A useful tool to achieve comparable confounder distributions is the “propensity score,” defined as the probability of receiving the treatment given the measured covariates (6). A property of the propensity score makes it possible to select subjects based on their similarity with respect to the propensity score (a single number summary of the covariates, similar to a comorbidity score) in order to achieve comparability on all the measured confounders, rather than having to consider each confounder separately. If a group of subjects have similar propensity scores, then they have similar probabilities of receiving the treatment, given the measured confounders. Within a small range of propensity score values, the atypical and conventional users should only differ randomly on the measured confounders, in essence replicating a randomized experiment.
Because the true propensity score for each subject is unknown, it is estimated with a model, such as a logistic regression, predicting treatment received given the measured confounders. Each subject’s propensity score is their predicted probability of receiving the treatment, generated from the model. The diagnostics for propensity score estimation are not the standard logistic regression diagnostics, as concern is not with the parameter estimates or predictive ability of the model. Rather, the success of a propensity score model (and subsequent matching or stratification procedure) is determined by the covariate balance achieved.
One of the simplest ways of ensuring the comparability of groups is to select for each treated individual the comparison individual with the closest propensity score3 (26). We illustrate a 1:1 matching algorithm where one conventional antipsychotic user is selected for each atypical antipsychotic user. Variations on this algorithm include selecting multiple matches for each atypical user, matching atypical users to a variable number of conventional users (27), and prioritizing certain variables (12). For example, if there are a large number of potential control subjects relative to the number of treated, it may be possible to get 2 or 3 good matches for each treated individual, which will increase the precision of estimates without sacrificing much balance (27,28). In our study, because the numbers of conventional and atypical users are nearly equal, we used matching with replacement, meaning that each conventional user could be used as a match multiple times (29).

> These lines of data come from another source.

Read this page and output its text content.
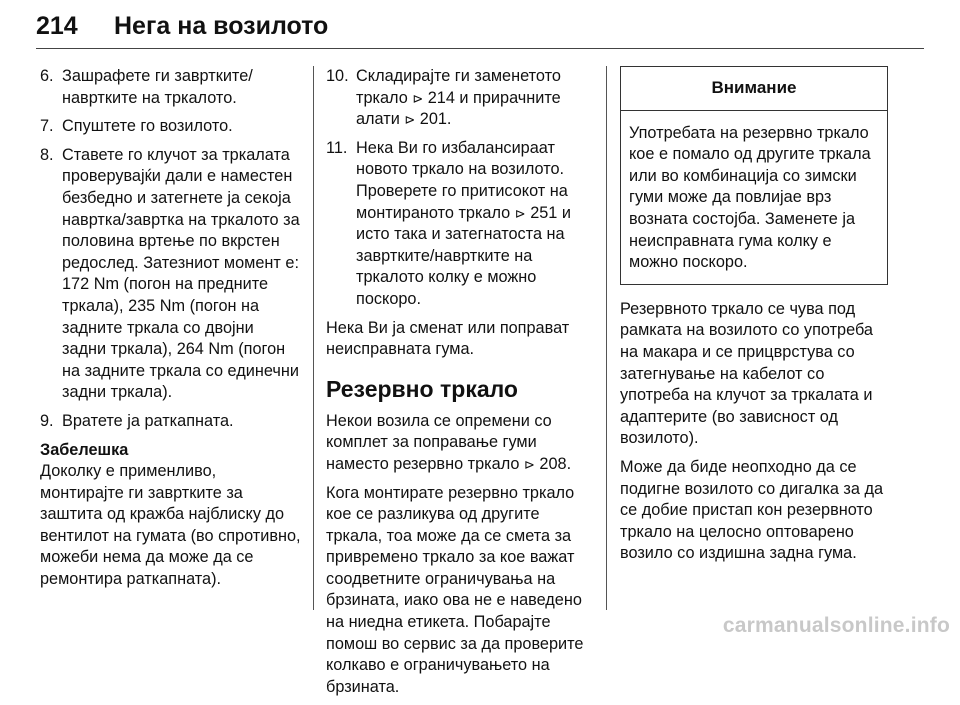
214 Нега на возилото
6. Зашрафете ги завртките/навртките на тркалото.
7. Спуштете го возилото.
8. Ставете го клучот за тркалата проверувајќи дали е наместен безбедно и затегнете ја секоја навртка/завртка на тркалото за половина вртење по вкрстен редослед. Затезниот момент е: 172 Nm (погон на предните тркала), 235 Nm (погон на задните тркала со двојни задни тркала), 264 Nm (погон на задните тркала со единечни задни тркала).
9. Вратете ја раткапната.
Забелешка
Доколку е применливо, монтирајте ги завртките за заштита од кражба најблиску до вентилот на гумата (во спротивно, можеби нема да може да се ремонтира раткапната).
10. Складирајте ги заменетото тркало ⊳ 214 и прирачните алати ⊳ 201.
11. Нека Ви го избалансираат новото тркало на возилото. Проверете го притисокот на монтираното тркало ⊳ 251 и исто така и затегнатоста на завртките/навртките на тркалото колку е можно поскоро.

Нека Ви ја сменат или поправат неисправната гума.

Резервно тркало

Некои возила се опремени со комплет за поправање гуми наместо резервно тркало ⊳ 208.

Кога монтирате резервно тркало кое се разликува од другите тркала, тоа може да се смета за привремено тркало за кое важат соодветните ограничувања на брзината, иако ова не е наведено на ниедна етикета. Побарајте помош во сервис за да проверите колкаво е ограничувањето на брзината.

Внимание
Употребата на резервно тркало кое е помало од другите тркала или во комбинација со зимски гуми може да повлијае врз возната состојба. Заменете ја неисправната гума колку е можно поскоро.

Резервното тркало се чува под рамката на возилото со употреба на макара и се прицврстува со затегнување на кабелот со употреба на клучот за тркалата и адаптерите (во зависност од возилото).

Може да биде неопходно да се подигне возилото со дигалка за да се добие пристап кон резервното тркало на целосно оптоварено возило со издишна задна гума.

carmanualsonline.info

Figure 1 Panel A illustrates the resulting matches in the Medicaid study, with 1,809 conventional users matched to the 3,384 atypical users. The x-axis reflects the propensity scores; the y-axis is used to group the subjects into atypical (treated) vs. conventional (control), and matched vs. unmatched; the vertical spread of the symbols within each grouping is done to show the symbols more clearly. The figure shows the relative weight different subjects receive in the analyses of the outcomes, with the relative size of the symbols reflecting the number of times a subject was matched. Thus, conventional users selected as a match multiple times have larger symbols. The goal is to see good “overlap” between the propensity scores of the atypical and conventional users, which we have. However, there are quite a few conventional users with low propensity scores who are left unmatched. This illustrates a common drawback of nearest neighbor matching, in that sometimes subjects are unmatched, including some with propensity scores similar to those in the other group.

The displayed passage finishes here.